Killed in action aged 33
Buried in the St Nicholas British Cemetery Plot II.B.16

Oldric Spencer was born at Whitchurch, Hampshire, the eldest of the three sons of Spencer Portal, banknote paper manufacturer, and his wife, Mary Laura Florence Mure, of Bere Hill, Whitchurch.

In 1712, his forbear Henri de Portal, a Huguenot refugee from France, established a paper mill at Bere Mill in Whitchurch, producing exceptionally hard and close-textured paper. The quality of the paper was considered so high that within twelve years, he was supplying the Bank of England, a tradition that still continues. Spencer Portal held various directorships and became the 4th Baronet.

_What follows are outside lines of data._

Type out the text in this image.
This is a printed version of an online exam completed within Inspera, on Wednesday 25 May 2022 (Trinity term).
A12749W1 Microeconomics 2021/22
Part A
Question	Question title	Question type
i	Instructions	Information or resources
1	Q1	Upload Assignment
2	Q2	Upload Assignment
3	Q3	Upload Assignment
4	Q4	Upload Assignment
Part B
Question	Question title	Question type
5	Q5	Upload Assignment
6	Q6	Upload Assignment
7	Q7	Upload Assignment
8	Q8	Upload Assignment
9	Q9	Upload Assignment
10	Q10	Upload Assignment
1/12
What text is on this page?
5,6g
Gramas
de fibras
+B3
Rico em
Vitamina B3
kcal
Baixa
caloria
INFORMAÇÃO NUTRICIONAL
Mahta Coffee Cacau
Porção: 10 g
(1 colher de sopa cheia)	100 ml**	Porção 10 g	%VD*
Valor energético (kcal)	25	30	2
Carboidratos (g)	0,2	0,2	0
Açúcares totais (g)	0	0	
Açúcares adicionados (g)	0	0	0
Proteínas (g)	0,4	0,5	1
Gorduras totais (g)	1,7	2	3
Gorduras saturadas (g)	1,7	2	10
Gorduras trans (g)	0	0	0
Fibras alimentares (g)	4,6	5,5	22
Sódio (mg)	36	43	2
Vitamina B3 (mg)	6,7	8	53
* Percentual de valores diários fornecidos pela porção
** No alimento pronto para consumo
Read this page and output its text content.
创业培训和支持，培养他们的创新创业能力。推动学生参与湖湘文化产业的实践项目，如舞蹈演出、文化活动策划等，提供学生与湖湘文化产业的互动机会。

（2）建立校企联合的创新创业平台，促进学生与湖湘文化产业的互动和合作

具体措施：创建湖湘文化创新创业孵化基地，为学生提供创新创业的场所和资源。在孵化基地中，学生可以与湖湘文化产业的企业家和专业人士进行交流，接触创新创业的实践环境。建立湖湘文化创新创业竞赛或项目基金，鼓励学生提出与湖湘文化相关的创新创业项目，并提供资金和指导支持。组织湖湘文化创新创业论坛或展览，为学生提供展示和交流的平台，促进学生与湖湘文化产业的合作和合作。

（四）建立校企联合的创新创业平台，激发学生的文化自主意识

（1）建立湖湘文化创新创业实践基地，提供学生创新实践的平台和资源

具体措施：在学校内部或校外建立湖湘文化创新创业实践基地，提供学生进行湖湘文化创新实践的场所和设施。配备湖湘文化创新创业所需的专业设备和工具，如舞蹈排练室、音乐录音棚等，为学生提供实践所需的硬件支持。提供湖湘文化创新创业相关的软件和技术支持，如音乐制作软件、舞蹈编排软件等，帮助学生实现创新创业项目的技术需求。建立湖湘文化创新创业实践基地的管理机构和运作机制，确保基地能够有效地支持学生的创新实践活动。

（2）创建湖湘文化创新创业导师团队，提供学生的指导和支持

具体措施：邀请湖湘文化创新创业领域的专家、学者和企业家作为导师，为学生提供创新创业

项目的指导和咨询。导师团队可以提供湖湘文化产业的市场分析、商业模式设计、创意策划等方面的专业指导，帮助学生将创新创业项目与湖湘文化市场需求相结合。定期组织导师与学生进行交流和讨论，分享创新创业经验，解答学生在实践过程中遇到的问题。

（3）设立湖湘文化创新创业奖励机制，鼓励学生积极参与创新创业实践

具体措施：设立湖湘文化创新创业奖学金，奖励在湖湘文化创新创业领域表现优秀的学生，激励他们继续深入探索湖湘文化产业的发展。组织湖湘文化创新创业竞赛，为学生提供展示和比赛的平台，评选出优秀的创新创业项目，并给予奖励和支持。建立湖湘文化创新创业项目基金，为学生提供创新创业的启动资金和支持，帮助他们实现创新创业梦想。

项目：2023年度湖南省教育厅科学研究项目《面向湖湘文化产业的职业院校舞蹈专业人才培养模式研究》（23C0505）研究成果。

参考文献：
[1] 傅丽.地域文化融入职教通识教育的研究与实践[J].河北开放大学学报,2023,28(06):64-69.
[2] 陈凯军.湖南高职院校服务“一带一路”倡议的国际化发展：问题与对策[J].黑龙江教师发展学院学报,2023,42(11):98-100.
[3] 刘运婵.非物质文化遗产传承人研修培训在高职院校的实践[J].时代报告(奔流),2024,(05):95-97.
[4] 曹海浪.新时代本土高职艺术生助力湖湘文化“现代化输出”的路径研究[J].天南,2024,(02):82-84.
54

Oldric went to Summer Fields, Oxford in 1903, and Eton in 1906 where he received his Racquet Choices, and came up to Christ Church in 1912. At the outbreak of war, he was gazetted a Second Lieutenant in the Household Battalion of the 1st Life Guards on 25 August 1914 and saw action in France and Belgium.

In 1916, his younger brother, Raymond, was killed at the Battle of Jutland, when HMS Invincible was sunk.

Oldric was killed in an unsuccessful attack on Rœux whilst attempting to relieve a battalion in which his friend Michael Bowes-Lyon, who was taken prisoner, was serving.

Probate was granted to his father on 24 September 1917. He left £175-2s.